Despite its significant cost and productivity benefits, e-manufacturing still has a long road ahead. Even with recent limited deployments, the general industry perspective is that e-diagnostics has yet to deliver on its promise. The complexities of e-manufacturing technologies, combined with infrastructure gaps and strategic issues, have led to major implementation delays and other setbacks. Slow progress in developing standards and concerns about data and IP security have greatly contributed to these interruptions. Current fab tools lack the necessary communication links and access to internal tool and process data for effective APC implementations. In fact, some tools still fail even standard SECS-GEM tests. There is an urgent need for timely plug-and-play equipment communication and interface standards with an open architecture. Improved data quality, data encryption, firewalls, and virtual private networks (VPN) are needed for resolving data and IP security issues.

Substantial performance improvements in the CMP module have led to a strong interest in the implementation of real-time APC using integrated metrology in lithography and etch. However, current applications are still primarily limited to macrodefect inspection and resist-trimming steps. Compounding the difficulties are the very slow adoption of integrated metrology and its small niche-market status. Many suppliers have yet to achieve an acceptable return on investment for their years of effort in this area.

In fact, the broader implementation and deployment of integrated metrology has effectively been pushed out to beyond the 90-nm node.

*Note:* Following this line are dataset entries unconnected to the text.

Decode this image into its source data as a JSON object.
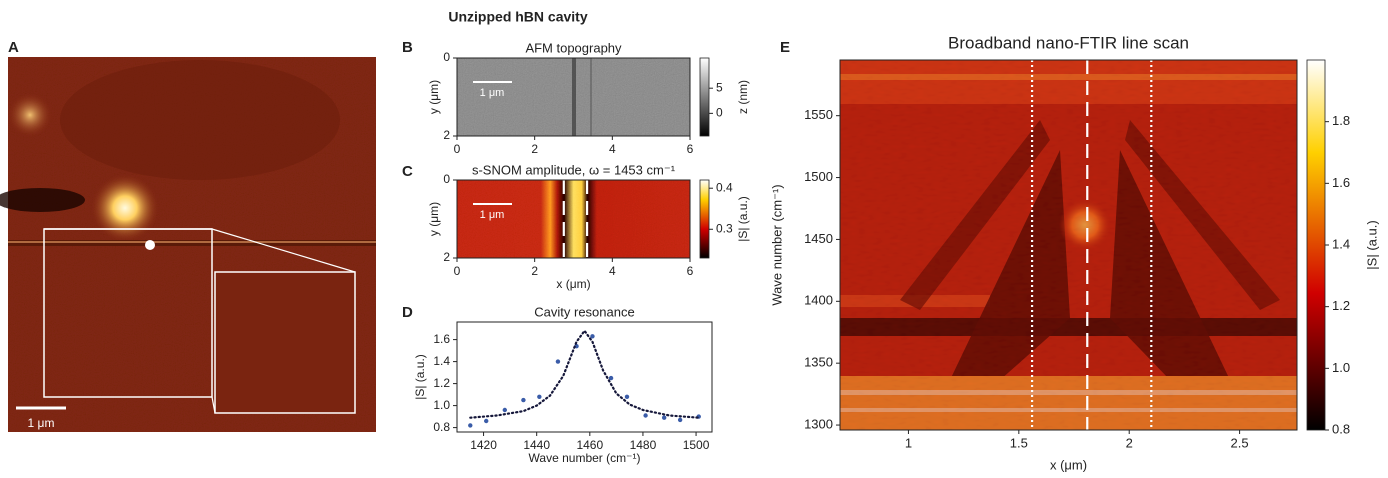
{
  "figure_title": "Unzipped hBN cavity",
  "chart_data": [
    {
      "type": "image",
      "panel_label": "A",
      "scale_bar": "1 μm"
    },
    {
      "type": "heatmap",
      "panel_label": "B",
      "title": "AFM topography",
      "ylabel": "y (μm)",
      "xlim": [
        0,
        6
      ],
      "ylim": [
        0,
        2
      ],
      "y_inverted": true,
      "xticks": [
        0,
        2,
        4,
        6
      ],
      "yticks": [
        0,
        2
      ],
      "scale_bar": "1 μm",
      "colorbar": {
        "label": "z (nm)",
        "zlim": [
          -4.5,
          11
        ],
        "ticks": [
          0,
          5
        ],
        "colormap": "gray"
      }
    },
    {
      "type": "heatmap",
      "panel_label": "C",
      "title": "s-SNOM amplitude, ω = 1453 cm⁻¹",
      "xlabel": "x (μm)",
      "ylabel": "y (μm)",
      "xlim": [
        0,
        6
      ],
      "ylim": [
        0,
        2
      ],
      "y_inverted": true,
      "xticks": [
        0,
        2,
        4,
        6
      ],
      "yticks": [
        0,
        2
      ],
      "scale_bar": "1 μm",
      "vlines": [
        {
          "value": 2.75,
          "style": "dashed"
        },
        {
          "value": 3.35,
          "style": "dashed"
        }
      ],
      "colorbar": {
        "label": "|S| (a.u.)",
        "zlim": [
          0.23,
          0.42
        ],
        "ticks": [
          0.3,
          0.4
        ],
        "colormap": "hot"
      }
    },
    {
      "type": "scatter",
      "panel_label": "D",
      "title": "Cavity resonance",
      "xlabel": "Wave number (cm⁻¹)",
      "ylabel": "|S| (a.u.)",
      "xlim": [
        1410,
        1506
      ],
      "ylim": [
        0.76,
        1.76
      ],
      "xticks": [
        1420,
        1440,
        1460,
        1480,
        1500
      ],
      "yticks": [
        0.8,
        {
          "value": 1,
          "label": "1.0"
        },
        1.2,
        1.4,
        1.6
      ],
      "series": [
        {
          "marker": "dot",
          "color": "#3a5ca8",
          "x": [
            1415,
            1421,
            1428,
            1435,
            1441,
            1448,
            1455,
            1461,
            1468,
            1474,
            1481,
            1488,
            1494,
            1501
          ],
          "values": [
            0.82,
            0.86,
            0.96,
            1.05,
            1.08,
            1.4,
            1.54,
            1.63,
            1.25,
            1.08,
            0.91,
            0.89,
            0.87,
            0.9
          ]
        },
        {
          "line": "dotted",
          "color": "#15173a",
          "x": [
            1415,
            1425,
            1435,
            1440,
            1445,
            1450,
            1455,
            1458,
            1461,
            1465,
            1470,
            1475,
            1480,
            1490,
            1501
          ],
          "values": [
            0.89,
            0.91,
            0.95,
            1.0,
            1.09,
            1.27,
            1.58,
            1.68,
            1.58,
            1.32,
            1.11,
            1.01,
            0.96,
            0.91,
            0.89
          ]
        }
      ]
    },
    {
      "type": "heatmap",
      "panel_label": "E",
      "title": "Broadband nano-FTIR line scan",
      "xlabel": "x (μm)",
      "ylabel": "Wave number (cm⁻¹)",
      "xlim": [
        0.69,
        2.76
      ],
      "ylim": [
        1296,
        1595
      ],
      "xticks": [
        1,
        1.5,
        2,
        2.5
      ],
      "yticks": [
        1300,
        1350,
        1400,
        1450,
        1500,
        1550
      ],
      "vlines": [
        {
          "value": 1.56,
          "style": "dotted"
        },
        {
          "value": 1.81,
          "style": "dashed"
        },
        {
          "value": 2.1,
          "style": "dotted"
        }
      ],
      "colorbar": {
        "label": "|S| (a.u.)",
        "zlim": [
          0.8,
          2.0
        ],
        "ticks": [
          0.8,
          {
            "value": 1,
            "label": "1.0"
          },
          1.2,
          1.4,
          1.6,
          1.8
        ],
        "colormap": "hot"
      }
    }
  ]
}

Integrated metrology systems that meet the demanding sensitivity, throughput, reliability, and performance requirements, under such harsh tool and process environmental conditions as vibration and temperature, are still immature and in many cases need to be proven and field tested. In addition, current sensors do not address the needs of many new and emerging materials and processes.

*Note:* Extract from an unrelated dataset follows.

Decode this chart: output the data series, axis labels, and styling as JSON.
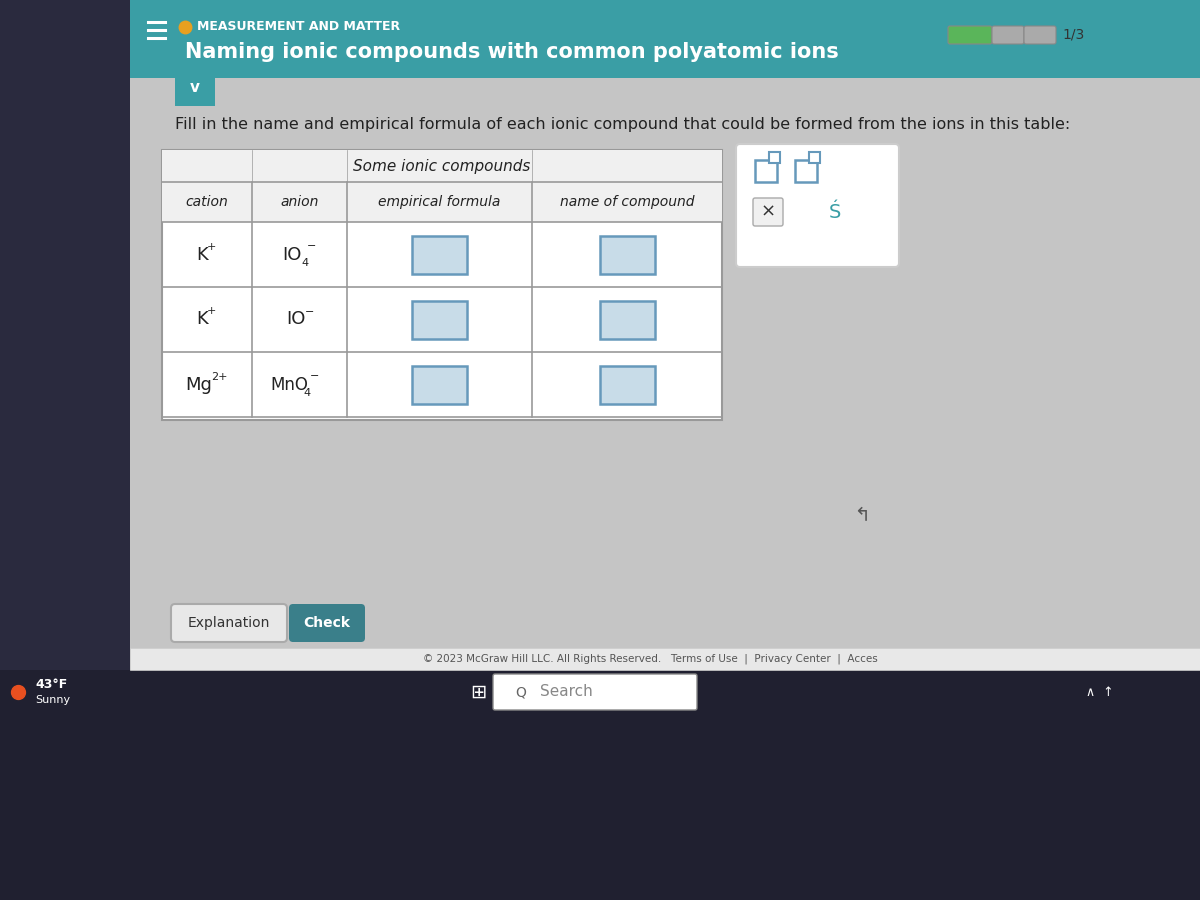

Difficulties and problems with designing integrated metrology into process tools have also taken several years to resolve. Some OEMs have chosen to offer an open tool concept, providing a standard interface that accommodates integrated metrology from different suppliers. Other toolmakers use a closed architecture. The ongoing battle for the "ownership" of the format, flow, and management of the data among tool, sensor, and software solution suppliers has had implications for fabwide, real-time APC strategy. The prospect of working with two or more suppliers to maintain a tool goes against the desires of most fabs, which prefer to deal with a sole vendor. The integration and interfacing of various components often have been very painful.

For e-manufacturing to be successfully implemented, an open fabwide APC framework for plug-and-play; availability of and compliance with standards; suitable tool and process sensors; access to relevant sensor data; and seamless integration of hardware, software, and tool/process models must take place. The entire chipmaking community needs to get behind the ongoing efforts by those industry groups working on these issues, such as International Sematech's e-manufacturing/e-diagnostics initiative and SEMI standards.